Bir saattir annemin konuşmalarını dinliyordum. “Ben emanet kabul etmiyorum,” deyince iyice delirdi ve sık sık aramaya başladı. Tabii ki dikkat edecektim ama annemin ne dediğini anlayabiliyordum: o çocuk bakıcısı gibi 24 saat gözetimde tutmamı isteyecekti. Tabii ki böyle bir şey olmazdı.
“Ali, bak kızın uçağı birazdan iner bekletme kızı,” dedi yine.

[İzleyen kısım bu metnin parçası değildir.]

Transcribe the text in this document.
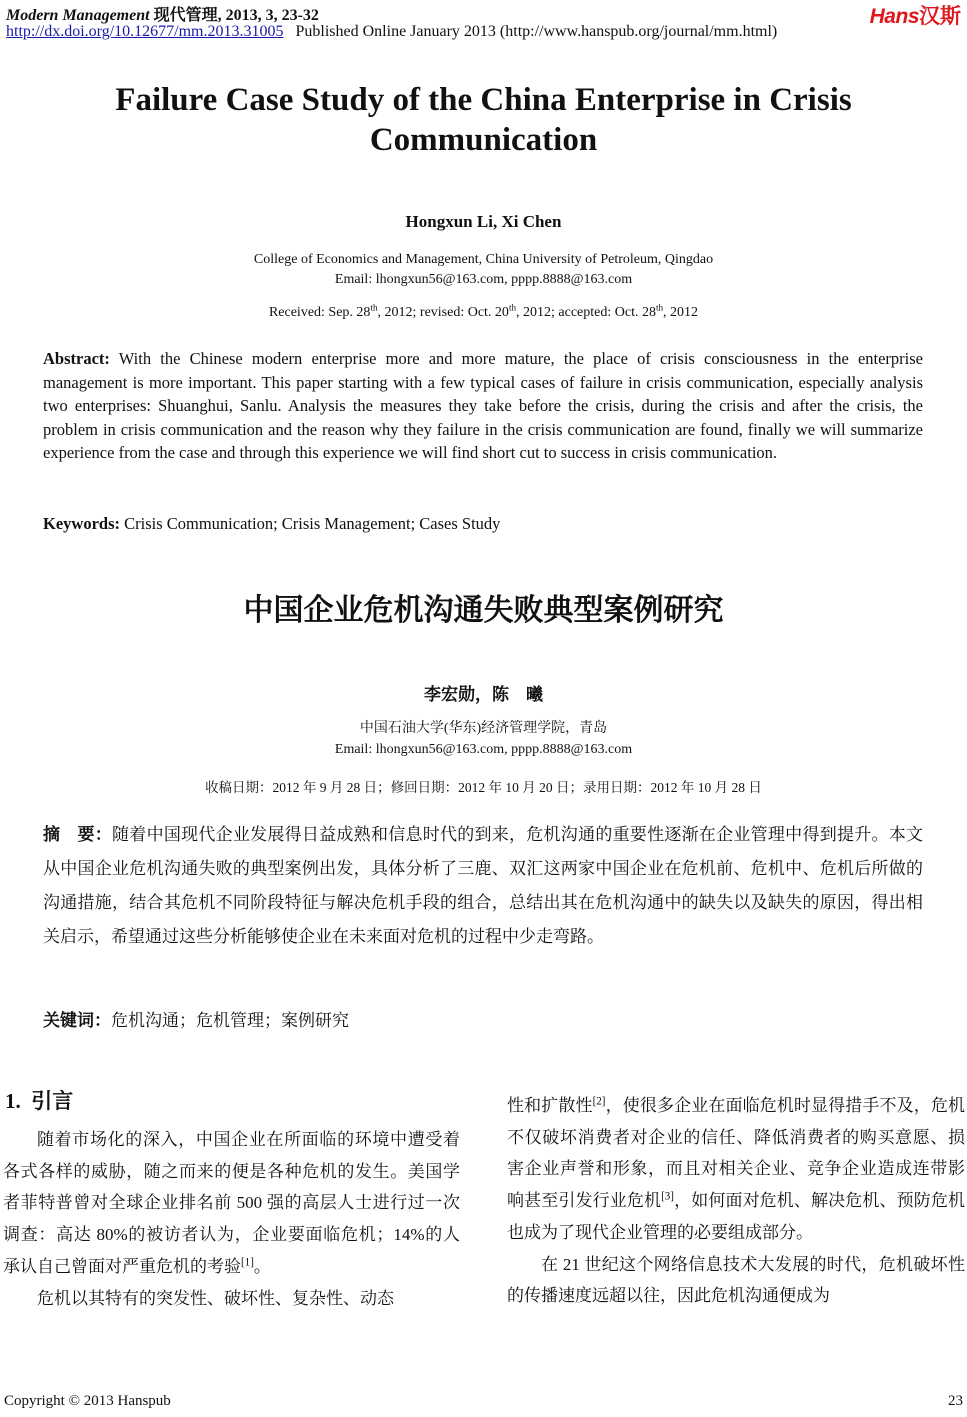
Modern Management 现代管理, 2013, 3, 23-32
http://dx.doi.org/10.12677/mm.2013.31005 Published Online January 2013 (http://www.hanspub.org/journal/mm.html)
Hans汉斯
Failure Case Study of the China Enterprise in Crisis Communication
Hongxun Li, Xi Chen
College of Economics and Management, China University of Petroleum, Qingdao
Email: lhongxun56@163.com, pppp.8888@163.com
Received: Sep. 28th, 2012; revised: Oct. 20th, 2012; accepted: Oct. 28th, 2012

Abstract: With the Chinese modern enterprise more and more mature, the place of crisis consciousness in the enterprise management is more important. This paper starting with a few typical cases of failure in crisis communication, especially analysis two enterprises: Shuanghui, Sanlu. Analysis the measures they take before the crisis, during the crisis and after the crisis, the problem in crisis communication and the reason why they failure in the crisis communication are found, finally we will summarize experience from the case and through this experience we will find short cut to success in crisis communication.

Keywords: Crisis Communication; Crisis Management; Cases Study

中国企业危机沟通失败典型案例研究
李宏勋，陈　曦
中国石油大学(华东)经济管理学院，青岛
Email: lhongxun56@163.com, pppp.8888@163.com
收稿日期：2012 年 9 月 28 日；修回日期：2012 年 10 月 20 日；录用日期：2012 年 10 月 28 日

摘　要：随着中国现代企业发展得日益成熟和信息时代的到来，危机沟通的重要性逐渐在企业管理中得到提升。本文从中国企业危机沟通失败的典型案例出发，具体分析了三鹿、双汇这两家中国企业在危机前、危机中、危机后所做的沟通措施，结合其危机不同阶段特征与解决危机手段的组合，总结出其在危机沟通中的缺失以及缺失的原因，得出相关启示，希望通过这些分析能够使企业在未来面对危机的过程中少走弯路。

关键词：危机沟通；危机管理；案例研究

1. 引言

随着市场化的深入，中国企业在所面临的环境中遭受着各式各样的威胁，随之而来的便是各种危机的发生。美国学者菲特普曾对全球企业排名前 500 强的高层人士进行过一次调查：高达 80%的被访者认为，企业要面临危机；14%的人承认自己曾面对严重危机的考验[1]。

危机以其特有的突发性、破坏性、复杂性、动态

性和扩散性[2]，使很多企业在面临危机时显得措手不及，危机不仅破坏消费者对企业的信任、降低消费者的购买意愿、损害企业声誉和形象，而且对相关企业、竞争企业造成连带影响甚至引发行业危机[3]，如何面对危机、解决危机、预防危机也成为了现代企业管理的必要组成部分。

在 21 世纪这个网络信息技术大发展的时代，危机破坏性的传播速度远超以往，因此危机沟通便成为

Copyright © 2013 Hanspub	23
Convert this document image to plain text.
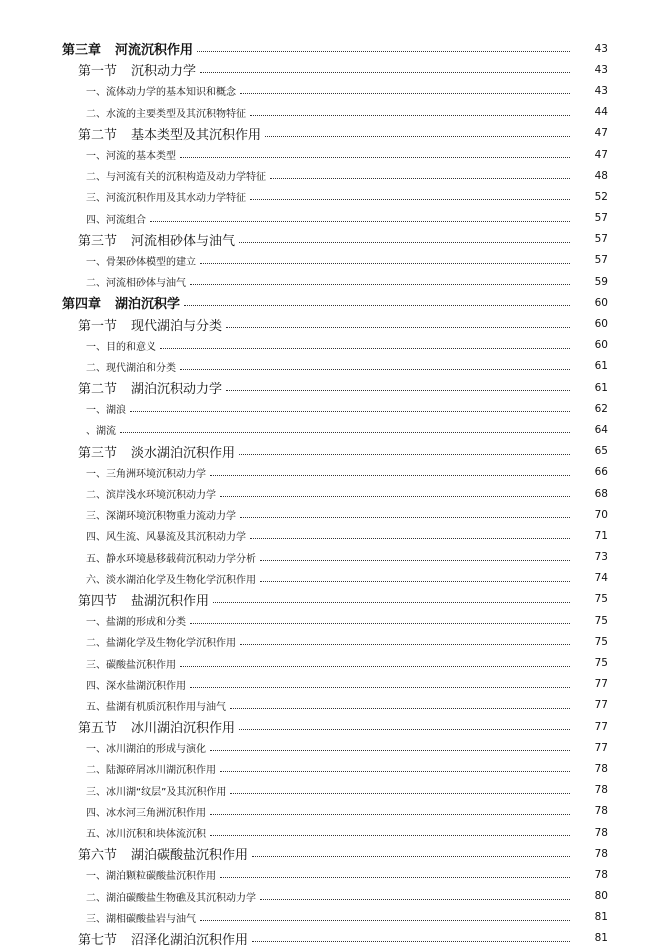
第三章 河流沉积作用	43
第一节 沉积动力学	43
一、流体动力学的基本知识和概念	43
二、水流的主要类型及其沉积物特征	44
第二节 基本类型及其沉积作用	47
一、河流的基本类型	47
二、与河流有关的沉积构造及动力学特征	48
三、河流沉积作用及其水动力学特征	52
四、河流组合	57
第三节 河流相砂体与油气	57
一、骨架砂体模型的建立	57
二、河流相砂体与油气	59
第四章 湖泊沉积学	60
第一节 现代湖泊与分类	60
一、目的和意义	60
二、现代湖泊和分类	61
第二节 湖泊沉积动力学	61
一、湖浪	62
、湖流	64
第三节 淡水湖泊沉积作用	65
一、三角洲环境沉积动力学	66
二、滨岸浅水环境沉积动力学	68
三、深湖环境沉积物重力流动力学	70
四、风生流、风暴流及其沉积动力学	71
五、静水环境悬移载荷沉积动力学分析	73
六、淡水湖泊化学及生物化学沉积作用	74
第四节 盐湖沉积作用	75
一、盐湖的形成和分类	75
二、盐湖化学及生物化学沉积作用	75
三、碳酸盐沉积作用	75
四、深水盐湖沉积作用	77
五、盐湖有机质沉积作用与油气	77
第五节 冰川湖泊沉积作用	77
一、冰川湖泊的形成与演化	77
二、陆源碎屑冰川湖沉积作用	78
三、冰川湖“纹层”及其沉积作用	78
四、冰水河三角洲沉积作用	78
五、冰川沉积和块体流沉积	78
第六节 湖泊碳酸盐沉积作用	78
一、湖泊颗粒碳酸盐沉积作用	78
二、湖泊碳酸盐生物礁及其沉积动力学	80
三、湖相碳酸盐岩与油气	81
第七节 沼泽化湖泊沉积作用	81
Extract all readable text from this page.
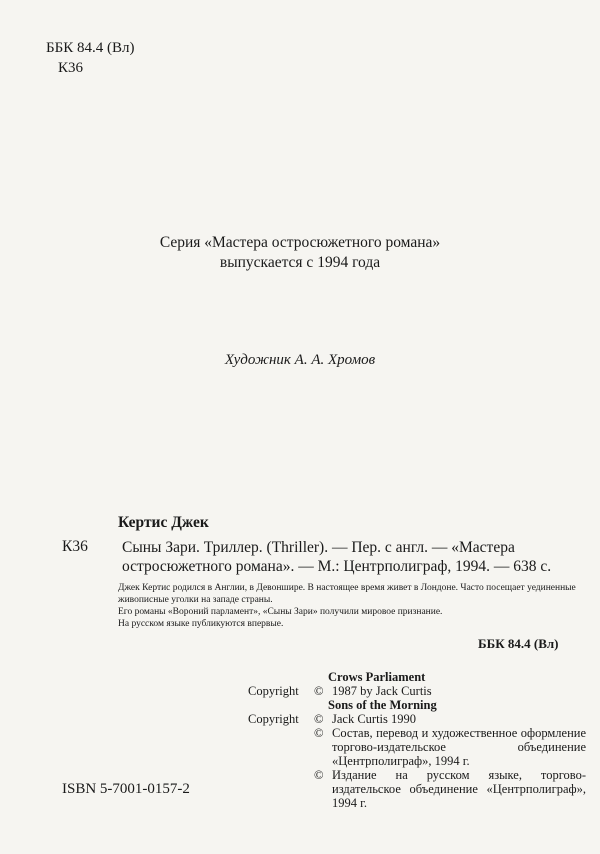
ББК 84.4 (Вл)
К36
Серия «Мастера остросюжетного романа»
выпускается с 1994 года
Художник А. А. Хромов
Кертис Джек
К36 Сыны Зари. Триллер. (Thriller). — Пер. с англ. — «Мастера остросюжетного романа». — М.: Центрполиграф, 1994. — 638 с.

Джек Кертис родился в Англии, в Девоншире. В настоящее время живет в Лондоне. Часто посещает уединенные живописные уголки на западе страны.

Его романы «Вороний парламент», «Сыны Зари» получили мировое признание.

На русском языке публикуются впервые.

ББК 84.4 (Вл)
Crows Parliament
Copyright	© 1987 by Jack Curtis
Sons of the Morning
Copyright	© Jack Curtis 1990
© Состав, перевод и художественное оформление торгово-издательское объединение «Центрполиграф», 1994 г.
© Издание на русском языке, торгово-издательское объединение «Центрполиграф», 1994 г.
ISBN 5-7001-0157-2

“Tamam anacım, bir saat var daha. Çıkıyorum şimdi. Arayıp durma artık, ben alınca haber veririm sana.”
“Tamam oğlum, unutma.”
“Tamam anacım, hadi kapat artık.”
İşlerimi halledip çıktım. Efsun’un numarasını atmıştı annem. Uçak inince ararım diye düşündüm. Eski çocuk halleri geldi gözümün önüne. Ne kadar masum bir kız çocuğuydu aslında. Bizim mahallede oturmuyorlardı. Annesi bize yardıma gelirdi temizliğe, o da onunla gelirdi. Bazen oyun bile oynardık. Ben ondan üç yaş büyüktüm. Bana “abi” demezdi inatla. Her halinden bana âşık olduğu belli ederdi. Ben de kırmak istemezdim zaten. Şerefsiz abisi yeterince kırıp dökermiş. Az çok anlıyorduk. Başta söylemediler. Sonra bir defa bize onları almaya gelmişti, ben şahit olmuştum. Ne kadar yardım etmek istesek de onlar kabul etmedikten sonra hiçbir şey yapamamıştık.
Annemin söylediğine göre hâlâ aynı evde yaşıyorlarmış şerefsizle. Efsun çok korkak bir kızdı, hatırladığım kadarıyla kimsenin gözünün içine bile bakamazdı. Hele benim... Şimdi burada ne yapacak bilmiyorum. Okuyup doktor olmasına sevinsem de burada iyi olmayacağını düşünüyorum. Umarım hâlâ bana âşık değildir. Bir de onunla uğraşamam.
Uçak indikten bir süre daha bekledim.
Efsun’u en son lisede görmüştüm. O liseye gidiyordu, ben üniversite için İstanbul’a gitmistim. Seneler oldu. Görsem tanımayabilirim. Yine de çıkanlara göz gezdirdim. En son dayanamadım, aradım.
Üçüncü çalışta açıldı. Karşıdaki ses narin, kibar bir sesti.
“Alo?”
“Efsun, ben Ali. İndi mi uçağın? Neredesin?”
“Evet, şimdi kapıdan çıkıyorum,” dedi.
Kapıya baktığımda gördüm onu.
Elinde koca bir valiz. Saçları çocukken de uzundu, belinin altına kadar uzun kahverengi saçlarını açmıştı. Kot pantolon, üstüne yeşil bir kazak, üzerine geçirilmiş kalın uzun siyah bir trençkot. Etrafa göz gezdiriyordu. 165 boylarında olmalı. Sıfır makyajla küçük bir kız çocuğuna benziyordu.
“Gördüm seni,” dedim, yanına gittim.
Beni görünce telefonu arka cebine koydu. “Merhaba,” dedi, elini uzatarak. Ben de “Hoş geldin,” deyip sıktım elini.
Valizini alıp arabama doğru giderken konuşmaya başladık.
“Yolculuk nasıl geçti?” dedim.
“İyi geçti,” dedi. Sonra ekledi: “Ben Selvi teyzeye söyledim, gerek yok diye. Beni dinlemedi Ali. Ben kendim gelirdim, zahmet etmeseydin.”
Sesi gayet mesafeli geliyordu. Eskisinin aksine duruşu, yürüyüşü farklıydı. Sanki gözümün içine bakmaktan korkmuyordu.
“Önemli değil,” dedim ben de mesafeli bir şekilde.